Im Musikteil wird es besonders weihnachtlich, denn Bernd Nigbur stellt zwei Songs und deren Geschichten vor, die nachdenklich bis lustíg sind.

Stimme erheben

Gespräch Teil II
Plädoyer insbesondere an alle Beschäftigten in der Psychiatrie, aber auch in den Schulen und anderen Institutionen unserer Gesellschaft, sich ihrer Verantwortung für den Umgang mit den Kindern der Patient:innen, die akut in der psychiatrischen Klinik aufgenommen werden, eine Stimme zu geben.
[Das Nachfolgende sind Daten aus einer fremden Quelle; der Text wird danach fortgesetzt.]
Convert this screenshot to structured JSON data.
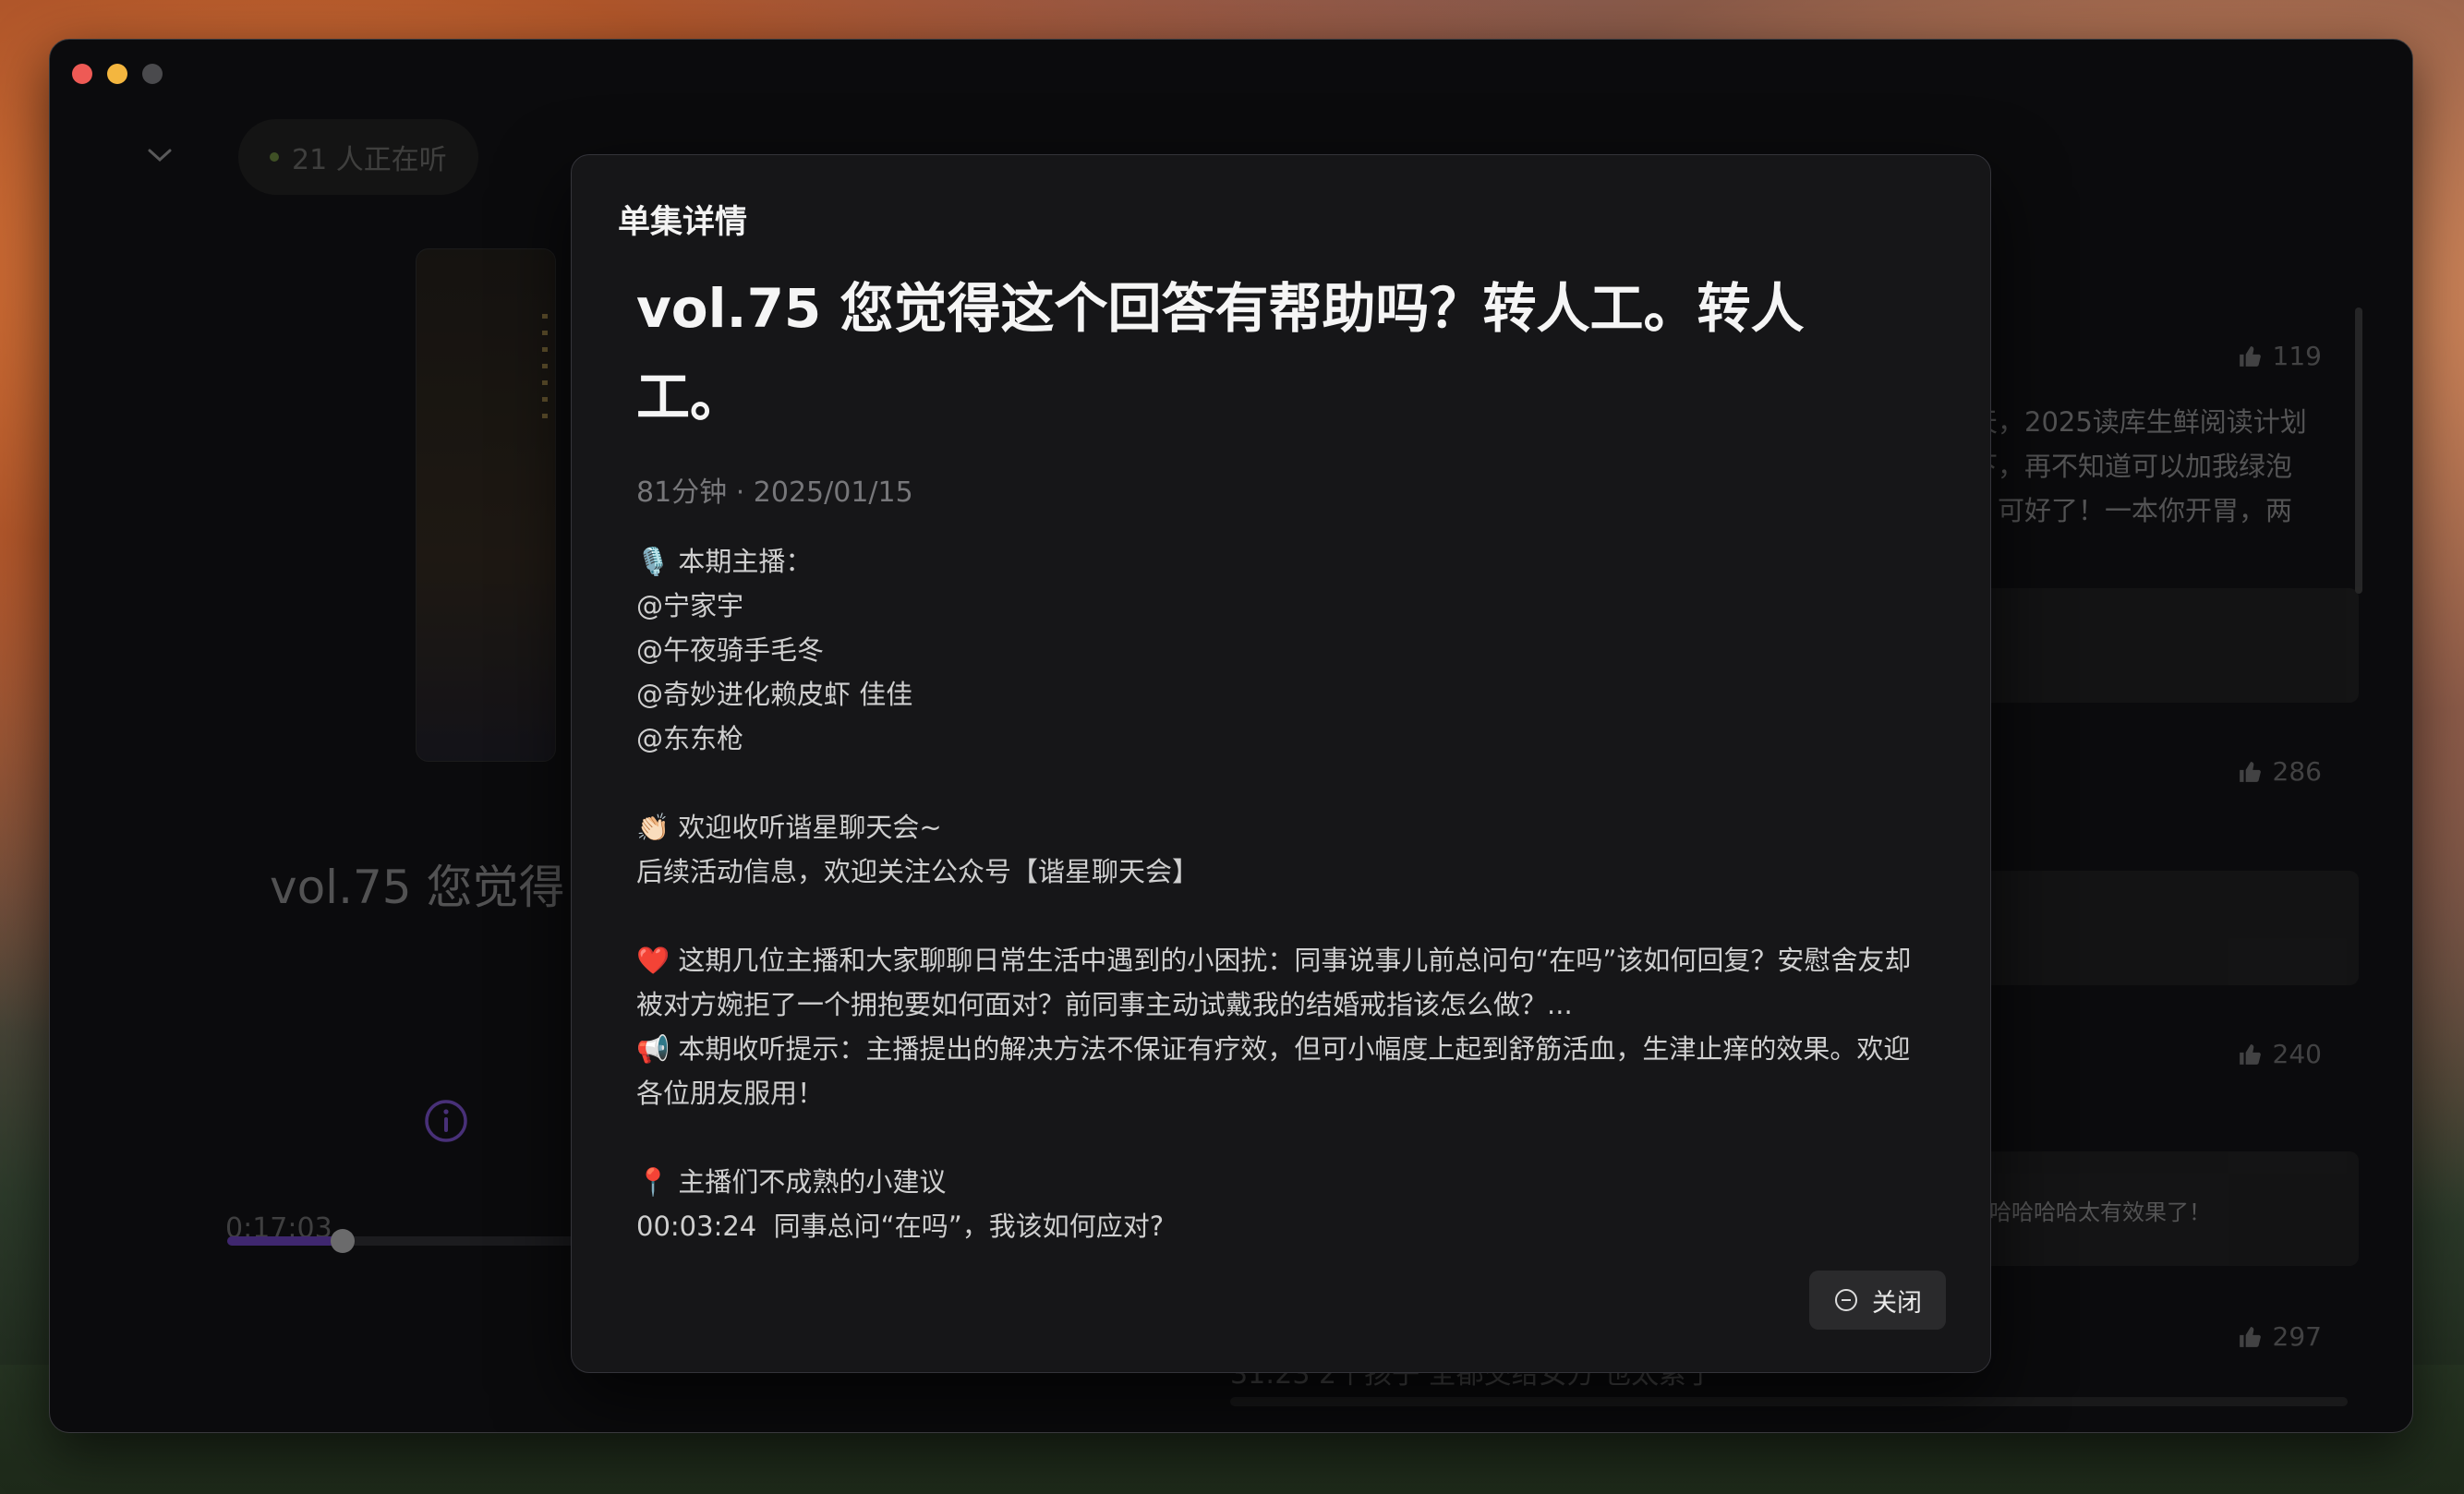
{
  "listening": {
    "label": "21 人正在听"
  },
  "player": {
    "title_truncated": "vol.75 您觉得",
    "current_time": "0:17:03",
    "progress_fraction": 0.33
  },
  "comments": [
    {
      "likes": "119",
      "text": "天，2025读库生鲜阅读计划\n下，再不知道可以加我绿泡\n，可好了！一本你开胃，两"
    },
    {
      "likes": "286"
    },
    {
      "likes": "240",
      "reply": "哈哈哈哈太有效果了！",
      "fragment": "!"
    },
    {
      "likes": "297"
    }
  ],
  "footer_comment": "31:23 2个孩子 全都交给女方 也太累了",
  "modal": {
    "header": "单集详情",
    "episode_title": "vol.75 您觉得这个回答有帮助吗？转人工。转人工。",
    "meta": "81分钟 · 2025/01/15",
    "description_lines": [
      "🎙️ 本期主播：",
      "@宁家宇",
      "@午夜骑手毛冬",
      "@奇妙进化赖皮虾 佳佳",
      "@东东枪",
      "",
      "👏🏻 欢迎收听谐星聊天会~",
      "后续活动信息，欢迎关注公众号【谐星聊天会】",
      "",
      "❤️ 这期几位主播和大家聊聊日常生活中遇到的小困扰：同事说事儿前总问句“在吗”该如何回复？安慰舍友却被对方婉拒了一个拥抱要如何面对？前同事主动试戴我的结婚戒指该怎么做？...",
      "📢 本期收听提示：主播提出的解决方法不保证有疗效，但可小幅度上起到舒筋活血，生津止痒的效果。欢迎各位朋友服用！",
      "",
      "📍 主播们不成熟的小建议",
      "00:03:24  同事总问“在吗”，我该如何应对?"
    ],
    "close_label": "关闭"
  }
}
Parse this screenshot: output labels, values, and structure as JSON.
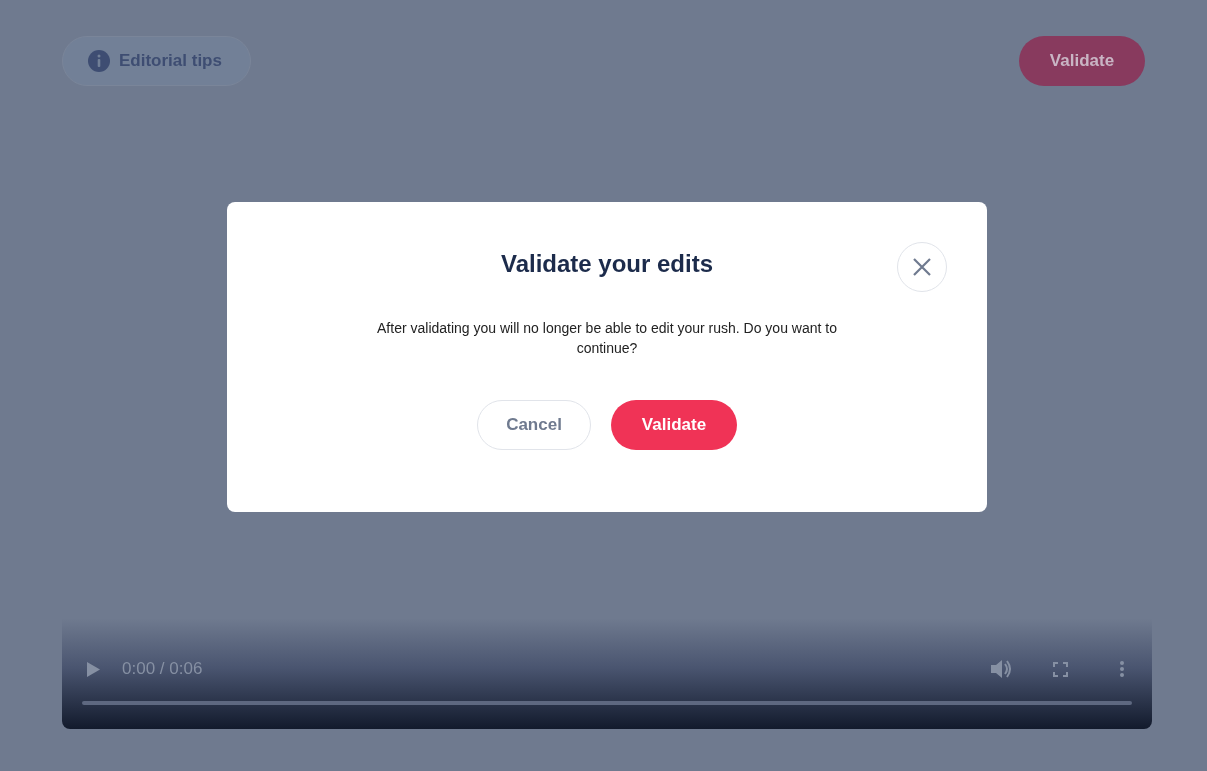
{
  "toolbar": {
    "tips_button": {
      "label": "Editorial tips"
    },
    "validate_button": {
      "label": "Validate"
    }
  },
  "video": {
    "time": "0:00 / 0:06"
  },
  "dialog": {
    "title": "Validate your edits",
    "message": "After validating you will no longer be able to edit your rush. Do you want to continue?",
    "buttons": [
      {
        "label": "Cancel",
        "kind": "secondary"
      },
      {
        "label": "Validate",
        "kind": "primary"
      }
    ]
  }
}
Stimme hören| Stimme geben| Stimme erheben

Heute ist eine junge Gesprächspartnerin zu Gast, die eine wichtige Perspektive im psychiatrischen Geschehen sehr deutlich zum Ausdruck bringen wird: sie hat im Alter von 13 Jahren die psychische Erkrankung ihres Vaters erlebt und schildert ihre Erfahrungen, die sie mit psychiatrischen Institutionen macht, vor allem im Umgang mit ihr selbst, mit ihr als Kind, das von den ersten Eindrücken beim Besuch ihres Vaters auf der geschlossenen Station maßlos überfordert war. Sie wünschte sich so sehr, dass sie und ihre Schwester einfach gesehen, sie angesprochen, sie gefragt worden wären, wie es ihnen geht. Aber nichts dergleichen, sie wurden gar nicht wahrgenommen.

Im Musikteil bespricht Bernd die positiven Aspekte von Verrücktheit in Kultur und Gesellschaft und erinnert mit seiner vorgestellten Musik an starke Gefühle.